La sinopsis viene a ser algo así como: un detective de la Unidad de Delitos Graves, superdotado y con problemas de control de ira, se reincorpora al trabajo después de un periodo de baja. Pero es bastante más que eso. Aunque te intenten recordar continuamente que el protagonista tiene un fondo oscuro, yo enseguida conecté con él y su forma de actuar, empaticé con su modo de resolver los problemas y le cogí un cariño y una lástima casi inmediatos. A lo mejor lo que pasa es que yo también estoy tarada, quién sabe.


Se nos van presentando diferentes crímenes llevados a cabo en el Londres actual por asesinos francamente perversos y muy logrados, sin escrúpulo alguno y diferentes grados de enfermedad mental, diría yo. Aunque los casos son por lo general sangrientos y el ambiente es oscuro y sórdido, la serie no se recrea ni en la violencia ni el sexo. Esos elementos están ahí, siempre de fondo, pero no se muestran explícitamente. Y es difícil resultar así de elegante (mirad qué maravilla de intro) hoy en día y aun así conseguir mantener en tensión a un espectador que desde el principio conoce la identidad de cada asesino pero debe acompañar a Luther a través de sus curiosos métodos deductivos hasta llegar a la resolución del enigma.

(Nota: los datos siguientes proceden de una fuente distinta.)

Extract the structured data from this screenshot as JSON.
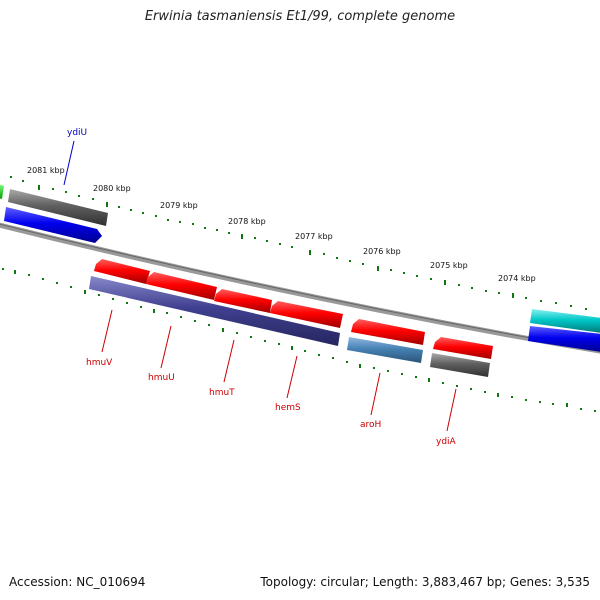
{
  "title": "Erwinia tasmaniensis Et1/99, complete genome",
  "footer": {
    "accession": "Accession: NC_010694",
    "summary": "Topology: circular; Length: 3,883,467 bp; Genes: 3,535"
  },
  "scale_labels": [
    "2081 kbp",
    "2080 kbp",
    "2079 kbp",
    "2078 kbp",
    "2077 kbp",
    "2076 kbp",
    "2075 kbp",
    "2074 kbp"
  ],
  "gene_labels": {
    "ydiU": "ydiU",
    "hmuV": "hmuV",
    "hmuU": "hmuU",
    "hmuT": "hmuT",
    "hemS": "hemS",
    "aroH": "aroH",
    "ydiA": "ydiA"
  },
  "colors": {
    "forward_gene": "#0000ee",
    "reverse_gene": "#ee0000",
    "backbone": "#888888",
    "tick": "#117711",
    "label_forward": "#0000cc",
    "label_reverse": "#cc0000"
  }
}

Idris Elba, el primer negro despeinado de la historia de la humanidad (a la foto de arriba me remito), es claramente el corazón de esta serie. Casi todo el peso de la acción recae sobre su personaje, el inspector John Luther: atormentado, obsesivo, con una total dedicación al trabajo y convencido de que “lo correcto” no siempre es lo que dicta la ley. Aunque se ve rodeado de numerosos secundarios fijos y bastante bien construidos a lo largo de las temporadas, él es el núcleo de todo, el gancho que hace que quieras seguir viendo más. Su personaje está sobrado de carisma: su forma de andar, encorvado y con las manos en los bolsillos de su característico abrigo gris ceñido se te quedan grabados en la memoria. No en vano Elba ganó un Globo de Oro en 2012 como mejor actor de miniserie.


Las temporadas de esta serie policiaca/drama psicológico de la BBC no son constantes en cuanto a calidad. La primera impacta porque Luther está en plena tormenta emocional y laboral: su mujer le abandona y está siendo investigado por Asuntos Internos. Si a eso le añadimos la entrada en escena de la enigmática Alice Morgan, toda la trama toma un cariz más que interesante. La segunda temporada pierde un poco fuelle, quizás por la dosificación del personaje de Alice, la cual nos regala sin duda los mejores diálogos frente a Luther. A mitad de ver la tercera, me atrevería a decir que está siendo correcta, aunque no apasionante.


A pesar de estas irregularidades en cuanto a la calidad de las temporadas, la serie tiene un 8’6 en IMDb, se está preparando una precuela cinematográfica y además un spin off sobre la inquietante figura de miss Morgan. Así que yo diría que vale la pena echarle un ojo, ¿no?